Description: Iron powder is used for spark effects, mainly in fountains and sparklers. It produces golden yellow branching sparks. Not every iron alloy will work equally well. Iron alloys with a high carbon content generally work best. Stainless steel will produce hardly any sparks.
Hazards: Iron particulates of micron-submicron size are pyrophoric (may spontaneously ignite on contact with air). Care should be exercised with this particularly reactive form of iron. Iron needs to be protected before use in pyrotechnic compositions. Otherwise it will corrode and render the composition useless or even dangerous. Iron containing compositions are generally best kept dry and not bound with water soluble binders.
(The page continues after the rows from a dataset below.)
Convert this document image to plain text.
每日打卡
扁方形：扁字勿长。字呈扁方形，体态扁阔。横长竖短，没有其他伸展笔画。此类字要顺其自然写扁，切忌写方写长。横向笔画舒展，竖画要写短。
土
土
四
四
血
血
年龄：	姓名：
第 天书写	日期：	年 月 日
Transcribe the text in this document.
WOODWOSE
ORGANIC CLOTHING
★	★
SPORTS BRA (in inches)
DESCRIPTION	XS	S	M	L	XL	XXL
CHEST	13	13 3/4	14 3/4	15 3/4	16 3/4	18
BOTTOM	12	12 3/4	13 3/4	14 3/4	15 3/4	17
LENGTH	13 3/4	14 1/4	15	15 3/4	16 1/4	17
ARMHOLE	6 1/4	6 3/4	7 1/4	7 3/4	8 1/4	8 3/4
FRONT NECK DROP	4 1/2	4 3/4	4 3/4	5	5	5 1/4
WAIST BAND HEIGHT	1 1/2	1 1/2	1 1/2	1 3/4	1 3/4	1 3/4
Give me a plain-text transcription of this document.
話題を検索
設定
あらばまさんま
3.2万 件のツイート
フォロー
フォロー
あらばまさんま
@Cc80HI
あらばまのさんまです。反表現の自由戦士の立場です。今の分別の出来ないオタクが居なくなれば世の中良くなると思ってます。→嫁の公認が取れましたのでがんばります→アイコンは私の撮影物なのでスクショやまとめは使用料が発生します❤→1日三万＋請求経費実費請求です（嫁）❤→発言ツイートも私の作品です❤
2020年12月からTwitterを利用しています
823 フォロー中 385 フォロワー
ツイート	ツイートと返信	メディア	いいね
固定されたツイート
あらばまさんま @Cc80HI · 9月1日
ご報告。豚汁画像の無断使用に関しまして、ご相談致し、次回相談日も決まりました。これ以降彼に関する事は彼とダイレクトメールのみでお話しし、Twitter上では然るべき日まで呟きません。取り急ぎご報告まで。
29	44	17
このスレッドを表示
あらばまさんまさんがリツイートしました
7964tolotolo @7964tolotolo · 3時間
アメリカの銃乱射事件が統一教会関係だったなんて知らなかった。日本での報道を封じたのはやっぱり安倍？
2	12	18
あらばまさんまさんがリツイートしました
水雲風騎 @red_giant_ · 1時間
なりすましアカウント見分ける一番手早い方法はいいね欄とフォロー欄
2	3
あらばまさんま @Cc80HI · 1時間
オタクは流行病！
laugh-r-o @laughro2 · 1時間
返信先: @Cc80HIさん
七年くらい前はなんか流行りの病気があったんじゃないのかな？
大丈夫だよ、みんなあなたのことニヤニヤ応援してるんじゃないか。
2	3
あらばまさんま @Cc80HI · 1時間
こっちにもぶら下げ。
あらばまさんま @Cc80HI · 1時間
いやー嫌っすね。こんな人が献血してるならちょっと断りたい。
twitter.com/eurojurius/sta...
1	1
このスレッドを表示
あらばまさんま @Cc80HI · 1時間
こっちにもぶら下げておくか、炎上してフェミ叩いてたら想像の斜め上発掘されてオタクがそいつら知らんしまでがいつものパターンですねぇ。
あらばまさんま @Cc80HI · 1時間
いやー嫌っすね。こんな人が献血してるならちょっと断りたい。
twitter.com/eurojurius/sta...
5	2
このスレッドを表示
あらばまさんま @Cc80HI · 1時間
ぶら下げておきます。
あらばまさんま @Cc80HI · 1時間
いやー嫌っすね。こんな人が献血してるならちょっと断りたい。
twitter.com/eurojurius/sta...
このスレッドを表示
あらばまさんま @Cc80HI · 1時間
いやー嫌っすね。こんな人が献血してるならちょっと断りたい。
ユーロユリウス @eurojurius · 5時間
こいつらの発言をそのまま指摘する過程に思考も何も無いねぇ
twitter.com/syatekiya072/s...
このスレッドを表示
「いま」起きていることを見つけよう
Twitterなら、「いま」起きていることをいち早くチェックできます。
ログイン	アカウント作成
Iron can be coated with linseed or tung oil. The latter was used in ancient China (and may still be used today). Linseed is very convenient to use and easy to obtain. Blackpowder-like compositions (ie Charcoal/sulfur/saltpeter based) with added metal, such as they are often used in fountains, are more sensitive than the composition without added metal. Extra caution, especially when pressing or ramming, should be excersised.
Sources: Iron turnings can often be had for free from places were iron is used for construction. Drilling, sawing etc produces a powder with wide range of particles. This powder is treated with mineral oil to remove oil and grease, sieved, and then coated with linseed oil.